It's the freshmen who are friends with people 3 weeks after they meet them.
Here's the deal: I move slowwwwwly when it comes to friendship. I may be in every class with you, eat lunch with you all the time, and study together, but I almost certainly won't consider you a friend until we've weathered at least a year together. (Frequently even longer - I only started saying I had friends here at HU recently, at the beginning of my third year here.) Nor does this have anything to do with how much I like you as a person. There are people I connect with and tend to like very quickly - that doesn't make them my friend. Even if they connect with and like me quickly as well. We're still just friendly acquaintances.

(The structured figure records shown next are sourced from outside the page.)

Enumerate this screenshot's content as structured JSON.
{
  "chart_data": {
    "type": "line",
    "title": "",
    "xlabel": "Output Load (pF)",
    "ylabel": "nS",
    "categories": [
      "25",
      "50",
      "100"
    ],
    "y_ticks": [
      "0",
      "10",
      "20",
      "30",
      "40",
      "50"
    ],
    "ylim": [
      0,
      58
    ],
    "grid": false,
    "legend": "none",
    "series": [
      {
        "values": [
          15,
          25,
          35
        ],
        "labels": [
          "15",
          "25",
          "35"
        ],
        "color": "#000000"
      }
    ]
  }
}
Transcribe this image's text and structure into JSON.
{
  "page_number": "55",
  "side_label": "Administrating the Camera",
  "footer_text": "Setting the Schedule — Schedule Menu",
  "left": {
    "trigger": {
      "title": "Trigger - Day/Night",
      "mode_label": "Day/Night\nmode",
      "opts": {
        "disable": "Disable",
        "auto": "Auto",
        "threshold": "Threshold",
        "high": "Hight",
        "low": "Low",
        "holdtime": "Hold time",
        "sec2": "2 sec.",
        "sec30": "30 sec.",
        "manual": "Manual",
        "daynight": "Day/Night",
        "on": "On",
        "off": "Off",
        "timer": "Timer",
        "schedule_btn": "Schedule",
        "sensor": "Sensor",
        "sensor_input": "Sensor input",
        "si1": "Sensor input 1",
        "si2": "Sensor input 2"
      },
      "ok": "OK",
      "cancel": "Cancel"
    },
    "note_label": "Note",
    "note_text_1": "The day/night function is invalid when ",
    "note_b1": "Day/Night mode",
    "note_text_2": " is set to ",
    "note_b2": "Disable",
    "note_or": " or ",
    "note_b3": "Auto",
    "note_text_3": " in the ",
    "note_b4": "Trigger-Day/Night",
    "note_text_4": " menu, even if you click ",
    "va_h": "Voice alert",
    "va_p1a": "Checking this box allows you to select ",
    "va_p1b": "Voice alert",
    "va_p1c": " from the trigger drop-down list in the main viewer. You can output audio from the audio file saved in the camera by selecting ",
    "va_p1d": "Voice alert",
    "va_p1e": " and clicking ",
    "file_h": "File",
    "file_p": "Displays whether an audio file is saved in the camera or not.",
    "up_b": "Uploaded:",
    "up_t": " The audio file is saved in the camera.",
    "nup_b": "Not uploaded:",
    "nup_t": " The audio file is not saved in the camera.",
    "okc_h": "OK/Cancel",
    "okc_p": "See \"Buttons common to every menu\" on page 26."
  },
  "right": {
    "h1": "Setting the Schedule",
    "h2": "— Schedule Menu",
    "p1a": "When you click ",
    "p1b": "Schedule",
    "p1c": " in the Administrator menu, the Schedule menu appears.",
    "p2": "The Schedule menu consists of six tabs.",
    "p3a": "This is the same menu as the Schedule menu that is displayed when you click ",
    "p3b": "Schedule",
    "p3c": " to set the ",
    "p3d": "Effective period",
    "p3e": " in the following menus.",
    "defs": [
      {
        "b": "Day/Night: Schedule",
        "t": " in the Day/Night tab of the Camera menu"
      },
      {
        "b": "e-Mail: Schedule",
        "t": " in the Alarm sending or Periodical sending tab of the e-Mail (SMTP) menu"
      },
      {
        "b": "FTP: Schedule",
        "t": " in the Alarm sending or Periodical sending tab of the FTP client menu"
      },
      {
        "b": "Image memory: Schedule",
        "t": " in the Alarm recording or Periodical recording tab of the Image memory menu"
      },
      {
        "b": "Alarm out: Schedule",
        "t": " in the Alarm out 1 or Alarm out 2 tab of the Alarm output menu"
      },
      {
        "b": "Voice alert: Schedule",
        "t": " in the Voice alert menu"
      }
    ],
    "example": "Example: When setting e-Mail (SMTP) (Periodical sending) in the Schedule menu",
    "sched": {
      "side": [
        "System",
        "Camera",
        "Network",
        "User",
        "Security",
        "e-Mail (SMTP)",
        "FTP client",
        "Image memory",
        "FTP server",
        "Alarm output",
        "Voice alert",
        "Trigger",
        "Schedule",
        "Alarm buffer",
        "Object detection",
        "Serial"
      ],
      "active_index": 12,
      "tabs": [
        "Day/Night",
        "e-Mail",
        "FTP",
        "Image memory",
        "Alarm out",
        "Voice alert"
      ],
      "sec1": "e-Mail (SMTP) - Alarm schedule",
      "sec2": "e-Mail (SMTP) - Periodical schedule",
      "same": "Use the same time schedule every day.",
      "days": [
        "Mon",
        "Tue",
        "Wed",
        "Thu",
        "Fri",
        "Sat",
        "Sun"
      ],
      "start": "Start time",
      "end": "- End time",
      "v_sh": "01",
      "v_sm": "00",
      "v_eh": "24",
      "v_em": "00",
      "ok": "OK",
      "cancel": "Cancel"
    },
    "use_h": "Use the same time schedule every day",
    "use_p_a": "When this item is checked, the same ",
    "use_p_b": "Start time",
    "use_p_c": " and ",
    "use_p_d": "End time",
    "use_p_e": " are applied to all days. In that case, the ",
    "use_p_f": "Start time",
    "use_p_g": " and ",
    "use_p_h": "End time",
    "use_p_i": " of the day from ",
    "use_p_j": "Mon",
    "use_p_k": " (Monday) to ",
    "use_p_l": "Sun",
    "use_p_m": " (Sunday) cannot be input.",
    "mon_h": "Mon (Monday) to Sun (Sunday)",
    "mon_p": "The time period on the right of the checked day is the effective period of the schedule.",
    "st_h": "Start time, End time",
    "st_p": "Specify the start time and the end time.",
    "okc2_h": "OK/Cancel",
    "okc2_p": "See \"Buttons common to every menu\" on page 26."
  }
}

Part of the reason for this is that we don't really know each other yet. Unless this person has crazy mood swings or you've caught them in the middle of an especially up-and-down time of life, 3 weeks is not enough time to see the darker side of someone (or, for some people, the lighter side). There are people that I have liked instantly and then as I spent time with them more often in more situations, I realized I really didn't like them at all - they were cruelly judgmental, or they didn't like to listen to other people's points of view.
Just as I need to take that time to get to know them and all their ups and downs, I feel like that time's important for them to get to know me as well. I'm equally uncomfortable when someone considers me a friend in that short period of time. I had someone once inform me just a week after they met me that they thought I was one of the most awesome people they ever knew. Well, that's just silly. They'd only seen me in one light. They'd seen me when I was cheerful and chatty and entertaining. They hadn't seen me get whiny because I was scared, or say something really awkward and then obsess about it, or shut myself up in my room because I didn't want to talk to anyone (disclaimer: obviously I don't really consider that a bad thing, but whatever. It's perceived as such). If they don't know who I am to judge me in that period of time, how can I possibly know who they are and judge them? How can I consider myself friends with someone I don't really know?
Maybe some of these people are good judges of character and they sense better than I do what people are like... but I know for a fact that some of them don't, even when they think they do. (I had a weird experience where someone who called themselves my friend but didn't know me that well ended up with a very bizarre idea of who I was. Not bad things - just incorrect. When I told my group of close friends the ideas this person had about me, they all started cracking up and agreed it was entirely inaccurate.)
The fastest I ever made friends was when I worked with NLDC, where you were with some of these people every second of every day for 10 weeks (minus bathroom time and any days you wound up staying at a host home by yourself). Even then, my closest friends were almost all people I traveled with multiple times.
I guess I don't really begrudge people 3-week friendships... I just don't understand them. They make me nervous. I don't want to be in one.
Anyone reading this, I'd be interested in hearing your thoughts. Do you claim friends quickly? If so... why, or how, or what makes that decision for you? I'm sure some of this probably has to do with the extrovert/introvert breadth vs. depth distinction (explained here in a Google Books link to Adam S. McHugh's Introverts in the Church), which has always been harder for me to understand from the extrovert's POV.
I need a good ending for this post and I don't have one, so here's a Broadway finale for you.
I'm an introvert, too, a pretty strong one, but I guess I've been conditioned by social networks to not consider "friend" to mean a particularly close relationship. I've had maybe ten people EVER that I'd consider really, really close friends, never more than a couple at a time, but I generally consider anyone I hang out with, or even chat with genially as friends. I'd guess we probably have similar threshholds for letting people in, but load the word "friend" with different semantic content. I'm wondering if the people currently exasperating you similarly don't think of the word "friend" as strongly as you do.